No contexto da nova economia, o atraso educacional da América Latina poderá deixar ao menos seis legados. Primeiro, na medida em que educação está empiricamente associada à produtividade do trabalho, então o crescimento econômico dependerá, majoritariamente, da capacidade de incorporação de força de trabalho na economia e da capacidade de financiamento do investimento em estoque de capital. Segundo, na medida em que educação está empiricamente associada ao uso de novas tecnologias, a economia da região poderá seguir tecnologicamente atrasada. Terceiro, na medida em que educação está empiricamente associada ao rendimento do trabalho, grande parte da população seguirá percebendo salários baixos, o que alimentará duas das nossas maiores chagas: a pobreza e a desigualdade. Quarto, é provável que testemunharemos aumento do desemprego estrutural e da informalidade. Quinto, na medida em que a educação também está associada empiricamente às condições de saúde, então o atraso educacional poderá ter influências na exposição da população à novas pandemias. E sexto, embora a escolaridade média da América Latina tenha aumentado, os custos econômicos e sociais do hiato qualitativo serão maiores no futuro próximo do que no passado recente.

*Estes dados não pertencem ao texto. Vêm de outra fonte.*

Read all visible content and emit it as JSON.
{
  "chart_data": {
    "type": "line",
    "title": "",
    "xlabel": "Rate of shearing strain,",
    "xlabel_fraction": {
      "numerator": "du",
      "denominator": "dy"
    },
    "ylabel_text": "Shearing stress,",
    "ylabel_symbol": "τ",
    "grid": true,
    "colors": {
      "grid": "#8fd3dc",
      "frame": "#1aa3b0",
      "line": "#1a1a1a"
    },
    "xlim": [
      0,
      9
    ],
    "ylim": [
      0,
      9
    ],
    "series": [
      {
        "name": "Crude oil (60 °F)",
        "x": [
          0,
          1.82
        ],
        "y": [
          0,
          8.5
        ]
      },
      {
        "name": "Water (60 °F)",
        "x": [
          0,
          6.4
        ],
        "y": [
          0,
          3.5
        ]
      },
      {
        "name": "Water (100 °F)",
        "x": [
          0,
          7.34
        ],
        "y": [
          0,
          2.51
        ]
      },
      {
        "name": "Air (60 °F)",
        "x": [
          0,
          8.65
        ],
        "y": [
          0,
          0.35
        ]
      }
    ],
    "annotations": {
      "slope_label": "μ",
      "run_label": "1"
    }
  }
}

O que fazer a esta altura? Será preciso entender que atraso nas letras e nos bytes não rima com pandemia nem com nova economia. Teremos que entender que na economia global do intangível, o que importa para a prosperidade das nações não é apenas usar, mas, sobretudo, desenvolver, gerenciar e distribuir tecnologias. Para isto, será preciso ambição e estimular, com muita determinação, vigor e senso de urgência, a educação formal e profissional de altíssima qualidade, a ciência e a tecnologia e o empreendedorismo, bem como atividades econômicas que valorizem aquelas competências.
Para que essa agenda tenha chance de sucesso, será preciso eleger o conhecimento como o alicerce do nosso crescimento econômico e do desenvolvimento social e mobilizar forças políticas em torno da defesa do quadrinômio investimento, emprego, produtividade e competitividade.